I've got this really basic table structure:
dbo.tblCategory
dbo.tblQuestion (many to one relationship to tblCategory)
dbo.tblAnswer (many to one relationship to tblQuestion)
So basically, what I'm trying to do is when I load a category, I want to also load all Questions, and all Answers.
Now, I've been able to do this using the following code:
public tblCategory Retrieve(int id)
{
using (var entities = Context)
{
var dto =
(from t in entities.tblCategory.Include("tblQuestion")
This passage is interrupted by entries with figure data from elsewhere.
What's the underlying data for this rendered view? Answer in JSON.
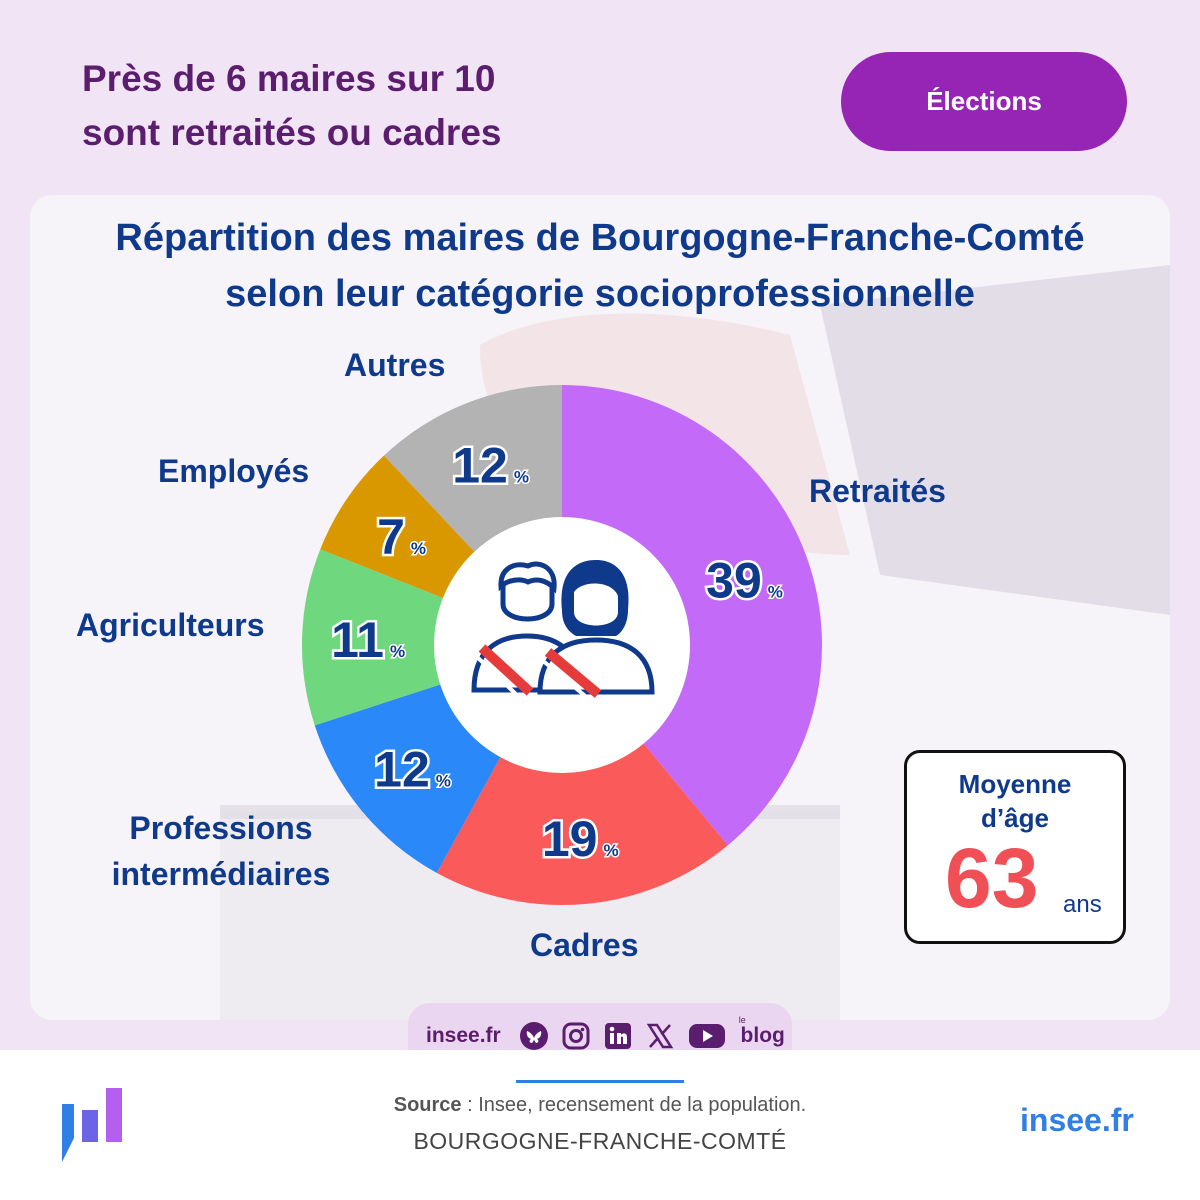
{
  "headline": [
    "Près de 6 maires sur 10",
    "sont retraités ou cadres"
  ],
  "tag": "Élections",
  "chart_data": {
    "type": "pie",
    "title": [
      "Répartition des maires de Bourgogne-Franche-Comté",
      "selon leur catégorie socioprofessionnelle"
    ],
    "unit": "%",
    "slices": [
      {
        "name": "Retraités",
        "value": 39,
        "color": "#c46af8"
      },
      {
        "name": "Cadres",
        "value": 19,
        "color": "#fa5a5a"
      },
      {
        "name": "Professions intermédiaires",
        "value": 12,
        "color": "#2a88f8"
      },
      {
        "name": "Agriculteurs",
        "value": 11,
        "color": "#6fd77d"
      },
      {
        "name": "Employés",
        "value": 7,
        "color": "#d99800"
      },
      {
        "name": "Autres",
        "value": 12,
        "color": "#b3b3b3"
      }
    ]
  },
  "labels": {
    "retraites": "Retraités",
    "cadres": "Cadres",
    "professions": [
      "Professions",
      "intermédiaires"
    ],
    "agriculteurs": "Agriculteurs",
    "employes": "Employés",
    "autres": "Autres"
  },
  "age": {
    "label": [
      "Moyenne",
      "d’âge"
    ],
    "value": "63",
    "unit": "ans"
  },
  "social": {
    "site": "insee.fr",
    "icons": [
      "bluesky-icon",
      "instagram-icon",
      "linkedin-icon",
      "x-icon",
      "youtube-icon",
      "blog-icon"
    ],
    "blog_small": "le",
    "blog": "blog"
  },
  "footer": {
    "source_label": "Source",
    "source_text": " : Insee, recensement de la population.",
    "region": "BOURGOGNE-FRANCHE-COMTÉ",
    "site": "insee.fr"
  }
}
.Include("tblQuestion.tblAnswers")
where t.Id == id
select t).FirstOrDefault();
return entities.DetachObjectGraph(dto);
}
}
}
However, I'm not completely enamored with this; if the relationship names change in my model; I'm not going to get a error when building the project. Ideally, I'd like to use a lambda expression; something like this:
public tblCategory Retrieve(int id)
{
using (var entities = Context)
{
var dto =
(from t in entities.tblCategory.Include(t => t.tblQuestion)
where t.Id == id
select t).FirstOrDefault();
return entities.DetachObjectGraph(dto);
}
}
Now, with the above snippet; I'm stuck on how to drill down to the Answers table. Any idea on what I could use for a lambda expression for this one?
OK; I was able to get this to work, with some help from here.
Basically, I need to do this:
public tblCategory Retrieve(int id)
{
using (var entities = Context)
{
var dto =
(from t in entities.tblCategory.Include(t => t.tblQuestion)
.Include(t => t.tblQuestion.First().tblAnswer)
where t.Id == id
select t).FirstOrDefault();
return entities.DetachObjectGraph(dto);
}
}
From the link above, I can only dereference tblAnswers on individual items of the questions collection. Here I chose to dereference tblAnswers on the first item of the collection. In reality, this lambda expression is merely used to produce the property path “tblQuestion.tblAnswers”, which will eager load the answers of all questions.
So even though it looks like I'm only pulling the answers for the first question, I'm actually pulling all the answers for all the questions.